As a clinical social worker in a major UPE school system, I show up for work each day in order to help one more child become the exception that proves the rule. In doing so I am effectively attempting to feed the machine with the exceptions necessary to maintain our collective belief in the “potential” of UPE, and by now we all know that in touting someone’s potential we are merely gift-wrapping the reality of his or her current shortcomings. Wrapped up inside the shiny silver packaging of UPE spin is the coal-black heart of economic violence. If I am going to be complicit, as we all are, let me be so from within where at least I can spring a few of the inmates.
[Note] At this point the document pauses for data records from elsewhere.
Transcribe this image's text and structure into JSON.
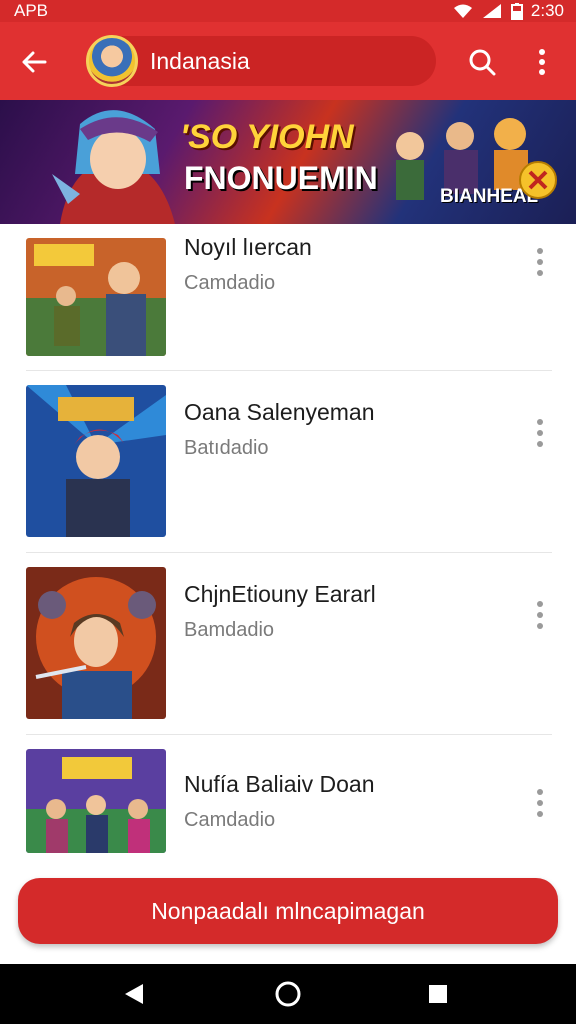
{
  "status_bar": {
    "left_text": "APB",
    "time": "2:30"
  },
  "app_bar": {
    "title": "Indanasia",
    "back_icon": "arrow-left-icon",
    "search_icon": "search-icon",
    "more_icon": "more-vertical-icon"
  },
  "banner": {
    "title": "'SO YIOHN",
    "subtitle": "FNONUEMIN",
    "tag": "BIANHEAL"
  },
  "items": [
    {
      "title": "Noyıl lıercan",
      "subtitle": "Camdadio"
    },
    {
      "title": "Oana Salenyeman",
      "subtitle": "Batıdadio"
    },
    {
      "title": "ChjnEtiouny Eararl",
      "subtitle": "Bamdadio"
    },
    {
      "title": "Nufía Baliaiv Doan",
      "subtitle": "Camdadio"
    }
  ],
  "cta": {
    "label": "Nonpaadalı mlncapimagan"
  },
  "colors": {
    "primary": "#e03131",
    "status": "#d42a2a",
    "nav": "#000000"
  }
}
So how might the "potentially” successful reformer, one who believes in the true truth of UPE as the eight hundred pound gorilla sitting not in the room but on the backs of UPE’s students, initiate meaningful transformation? First and foremost, she would have to be a good liar; in order to penetrate the inner sanctum of UPE she must cloak herself in a false but outwardly convincing belief in the party line of accelerating student achievement, which if enacted would of course only ever serve to mint a modicum of exceptional individuals. Once ensconced inside the machine she would have to achieve the fantastical outcome of radicalizing millions of currently colonized consciousnesses, an act which looms larger than moving mountains. But Gandhi got the British out of India. And, perhaps more to the point, Dr. King got Jim Crow out of the American south. Of course, they shot Dr. King as soon as he started preaching economic justice. Which, with untold thousands of Americans dying and killing in the global “war on terror”, leaves me wondering what you and I are willing to lay down our lives for? In the meantime, I’ve got some exceptional children who need my clini(radi)cal assistance.

2 comments:

llgaither said...

"Colonized consciousness" - shared by the entire political continuum from Rush on the right to the most ultra-liberal on the left. I live and move and have my being in that continuum. To live and move and have my being, by faith, at the same time, in a space of merciful justice ... what did you say happened to King and Gandhi?

Chris said...

If I am not mistaken, King was only assassinated after he started preaching economic justice. In other words, America could handle moving towards racial integration, but when the principalities and powers felt their iron grip on economic domination threatened by King they literally removed the threat. My hope, glimpsed in his speech the night before his assassination in which he shared that he had witnessed a vision of humanity making it to the top of the mountain (i.e. entering God's Kingdom), is that when they struck King down he, like Ben Kenobi, became more powerful than his adversaries could possibly imagine, and that the Holy Spirit, augmented by the likes of King and Gandhi, will guide us where King saw us going.